Data storage technologies are having a hard time keeping up, as data in the world is doubling every two years, according to a 2014 estimate by EMC. As a result, researchers are looking at various methods to store data as a possible storage medium.

Recently, researchers Yaniv Erlich and Dina Zielinski of the Data Science Institute at Columbia University and the New York Genome Center (NYGC) unveiled a new technique that allows DNA to store more data than ever before. In nature, DNA works by storing information about different forms of life and its characteristics using four base nucleotides: A, G, C and T. DNA has been studied for a while as a possible solution for storing human-generated data.

In essence, DNA works just like your hard drive, but instead of binary ones and zeros to store digital data, it uses a quaternary base to store information about a living organism’s genes.

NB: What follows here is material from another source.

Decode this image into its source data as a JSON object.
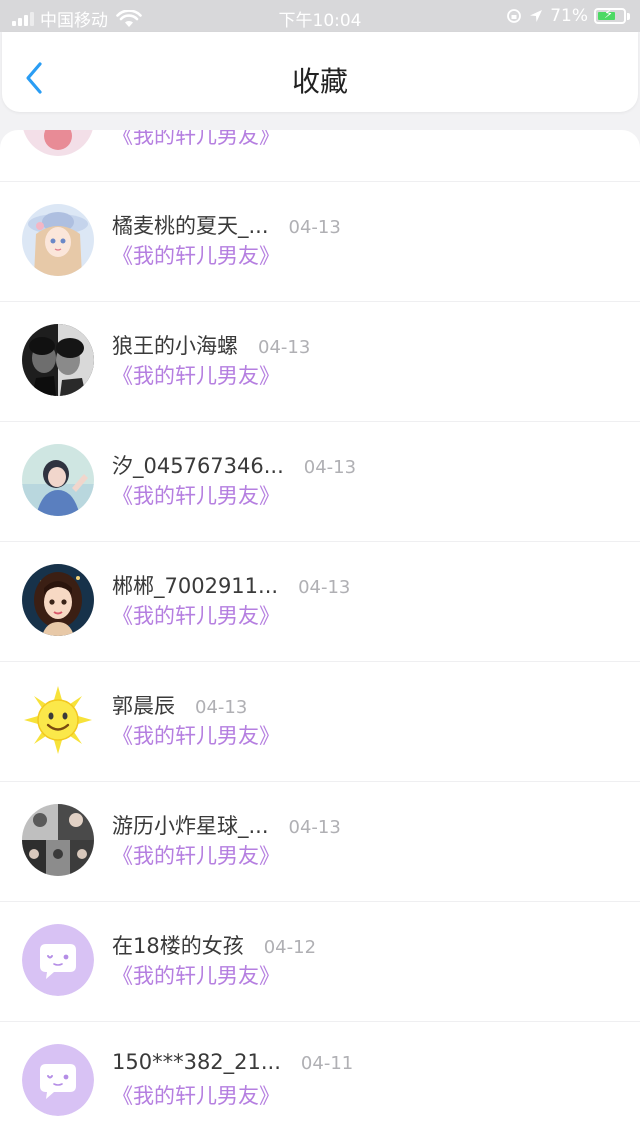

DNA is an ideal storage medium because it is ultra-compact and can last hundreds of thousands of years if kept in a cool, dry place, as demonstrated by the recent recovery of DNA from the bones of a 430,000-year-old human ancestor found in a cave in Spain.

“DNA won’t degrade over time like cassette tapes and CDs, and it won’t become obsolete – if it does, we have bigger problems,” said Yaniv Erlich from Columbia University.

The researchers showed how an algorithm designed for streaming video on a cellphone can unlock DNA’s nearly full storage potential by squeezing more information into its four base nucleotides. During their experiment, researchers said they successfully stored six files inside DNA molecules — a full computer operating system (KolibriOS), a 1895 French film – “Arrival of a train at La Ciotat”, a $50 Amazon gift card, a computer virus, a Pioneer plaque, and a 1948 study by information theorist Claude Shannon—into 72,000 DNA strands, each 200 bases long.

After this, they retrieved the data using DNA sequencing technology and then a software to translate the code back into binary form so that it becomes readable again. The files were recovered with no errors.

“To retrieve the information, we sequenced the molecules. This is the basic process,” Erlich said.

Erlich explained how DNA is a better option than the current ones we already have. “DNA has several advantages to store information,” he said. “The first thing is that it’s very compact. In effect, it’s about one million times more compact than what you can get when you use a regular digital media.”

The storage capacity is massive; it can reach a density of 215 Petabytes per gram of DNA and can last a very long period of time, which can be over a 100 years.

“We believe this is the highest-density data storage device ever created,” said Erlich.

The main barrier at the moment of bringing this into commercialisation is time and money, as it takes about two weeks to synthesize the DNA sequence, while it costs $7,000 to sequence 2MB of data into DNA, and then another $2,000 to read it.

Despite this, the research team is very optimistic. When questioned how long it would take for this technology to be made available to everyone, Erlich replied that, “I would guess more than a decade. We are still in early days, but it also took magnetic media years of research and development before it became useful.”

The research has been published in the journal Science.